ArcelorMittal, the largest steel maker in the world, controlled by Lakshmi N. Mittal, has signed up to build steel plants in Orissa, Jharkhand, Karnataka and Chhattisgarh. Land acquisition and mining rights have delayed the company's plans. It almost grabbed some steel making capacity in India on more familiar ground. Or should we say familial? Ispat Industries, where L.N.M. started his career, now has moved into the JSW Steel fold with Sajjan Jindal likely to pick up a 51 per cent stake and emerge as the largest Indian steel maker, overtaking Steel Authority of India.

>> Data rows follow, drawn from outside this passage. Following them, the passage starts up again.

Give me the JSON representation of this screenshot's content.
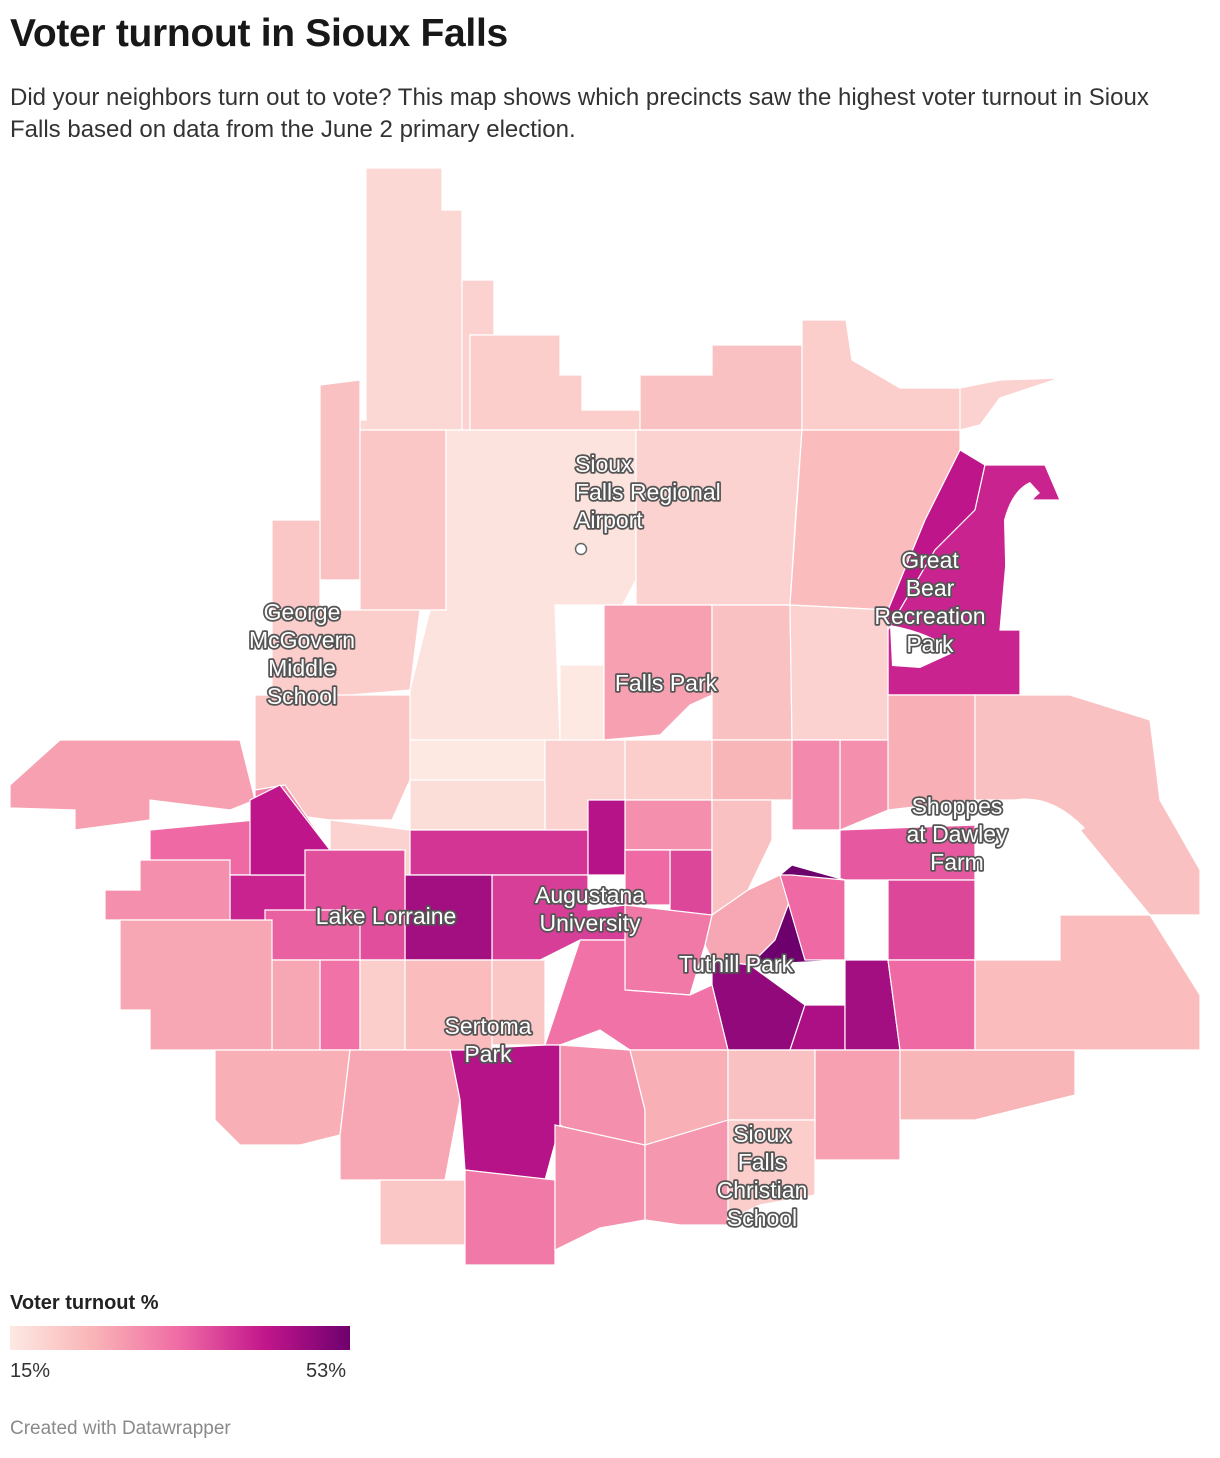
{
  "title": "Voter turnout in Sioux Falls",
  "subtitle": "Did your neighbors turn out to vote? This map shows which precincts saw the highest voter turnout in Sioux Falls based on data from the June 2 primary election.",
  "legend": {
    "title": "Voter turnout %",
    "min_label": "15%",
    "max_label": "53%",
    "min": 15,
    "max": 53,
    "colors": [
      "#fde9e2",
      "#f9b3b6",
      "#ef6aa4",
      "#c2168c",
      "#6e006e"
    ]
  },
  "credit": "Created with Datawrapper",
  "places": [
    {
      "name": "Sioux Falls Regional Airport",
      "lines": [
        "Sioux",
        "Falls Regional",
        "Airport"
      ],
      "marker": true
    },
    {
      "name": "Great Bear Recreation Park",
      "lines": [
        "Great",
        "Bear",
        "Recreation",
        "Park"
      ]
    },
    {
      "name": "George McGovern Middle School",
      "lines": [
        "George",
        "McGovern",
        "Middle",
        "School"
      ]
    },
    {
      "name": "Falls Park",
      "lines": [
        "Falls Park"
      ]
    },
    {
      "name": "Shoppes at Dawley Farm",
      "lines": [
        "Shoppes",
        "at Dawley",
        "Farm"
      ]
    },
    {
      "name": "Lake Lorraine",
      "lines": [
        "Lake Lorraine"
      ]
    },
    {
      "name": "Augustana University",
      "lines": [
        "Augustana",
        "University"
      ]
    },
    {
      "name": "Tuthill Park",
      "lines": [
        "Tuthill Park"
      ]
    },
    {
      "name": "Sertoma Park",
      "lines": [
        "Sertoma",
        "Park"
      ]
    },
    {
      "name": "Sioux Falls Christian School",
      "lines": [
        "Sioux",
        "Falls",
        "Christian",
        "School"
      ]
    }
  ],
  "precincts": [
    {
      "t": 18
    },
    {
      "t": 19
    },
    {
      "t": 20
    },
    {
      "t": 22
    },
    {
      "t": 20
    },
    {
      "t": 19
    },
    {
      "t": 22
    },
    {
      "t": 21
    },
    {
      "t": 21
    },
    {
      "t": 20
    },
    {
      "t": 16
    },
    {
      "t": 15
    },
    {
      "t": 19
    },
    {
      "t": 23
    },
    {
      "t": 44
    },
    {
      "t": 42
    },
    {
      "t": 27
    },
    {
      "t": 22
    },
    {
      "t": 19
    },
    {
      "t": 21
    },
    {
      "t": 17
    },
    {
      "t": 19
    },
    {
      "t": 20
    },
    {
      "t": 24
    },
    {
      "t": 27
    },
    {
      "t": 25
    },
    {
      "t": 22
    },
    {
      "t": 29
    },
    {
      "t": 30
    },
    {
      "t": 19
    },
    {
      "t": 27
    },
    {
      "t": 24
    },
    {
      "t": 29
    },
    {
      "t": 40
    },
    {
      "t": 41
    },
    {
      "t": 34
    },
    {
      "t": 31
    },
    {
      "t": 38
    },
    {
      "t": 22
    },
    {
      "t": 45
    },
    {
      "t": 36
    },
    {
      "t": 26
    },
    {
      "t": 53
    },
    {
      "t": 49
    },
    {
      "t": 46
    },
    {
      "t": 47
    },
    {
      "t": 34
    },
    {
      "t": 32
    },
    {
      "t": 34
    },
    {
      "t": 39
    },
    {
      "t": 33
    },
    {
      "t": 45
    },
    {
      "t": 29
    },
    {
      "t": 25
    },
    {
      "t": 22
    },
    {
      "t": 38
    },
    {
      "t": 34
    },
    {
      "t": 47
    },
    {
      "t": 42
    },
    {
      "t": 44
    },
    {
      "t": 37
    },
    {
      "t": 35
    },
    {
      "t": 33
    },
    {
      "t": 26
    },
    {
      "t": 29
    },
    {
      "t": 26
    },
    {
      "t": 20
    },
    {
      "t": 23
    },
    {
      "t": 21
    },
    {
      "t": 25
    },
    {
      "t": 26
    },
    {
      "t": 21
    },
    {
      "t": 32
    },
    {
      "t": 29
    },
    {
      "t": 28
    },
    {
      "t": 27
    },
    {
      "t": 24
    },
    {
      "t": 23
    },
    {
      "t": 20
    },
    {
      "t": 22
    },
    {
      "t": 30
    },
    {
      "t": 22
    },
    {
      "t": 23
    }
  ]
}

Welspun, Vedanta-Sterlite, Navin Jindal's Jindal Steel & Power and ArcelorMittal were reportedly all in the fray. Ispat has a three million tonne steel making unit at Dolvi and cold rolling operations in Nagpur. Apart from ArcelorMittal, Vedanta and Posco too are trying to set up multiple steel plants provided they get some iron ore allocations. Vedanta has already acquired Sesa Goa, an iron ore mining company. These foreign majors have signed multiple MoUs - betting on different states and the ability of the state governments to arrange everything - mining licence, forest clearance, land acquisition, environmental clearance, etc. What are these companies fighting for?

India's current proven iron ore reserves are around 8.5 billion tonnes. If we add all the probable and possible (proven, probable, and possible are technical terms in mining parlance indicating the degree of surety of the quantity of reserves underground) reserves of iron ore, it can add up to 17 billion tonnes. Of this, around 80 per cent can be mined. The ore is shared among Orissa, Jharkhand, Goa, Chhattisgarh, Karnataka, Maharashtra, Rajasthan, Kerala, Andhra Pradesh, Tamil Nadu and Assam. Around twoand-a-half to three tonnes of ore is needed to produce a tonne of steel - so, potentially we are looking at five billion tonnes of steel in India. And more iron ore can be located every year- an argument often used by iron ore miners to allow ore exports from India. When a company gets the right to mine this ore, it can squeeze the full advantage of making steel in India. The cost of mining a tonne of ore is often Rs 300-400 while prices of iron ore have been around Rs 2,700-Rs 6,750. So, given the shift in steel making dynamics, having cheap ore at hand is like gold in your pocket.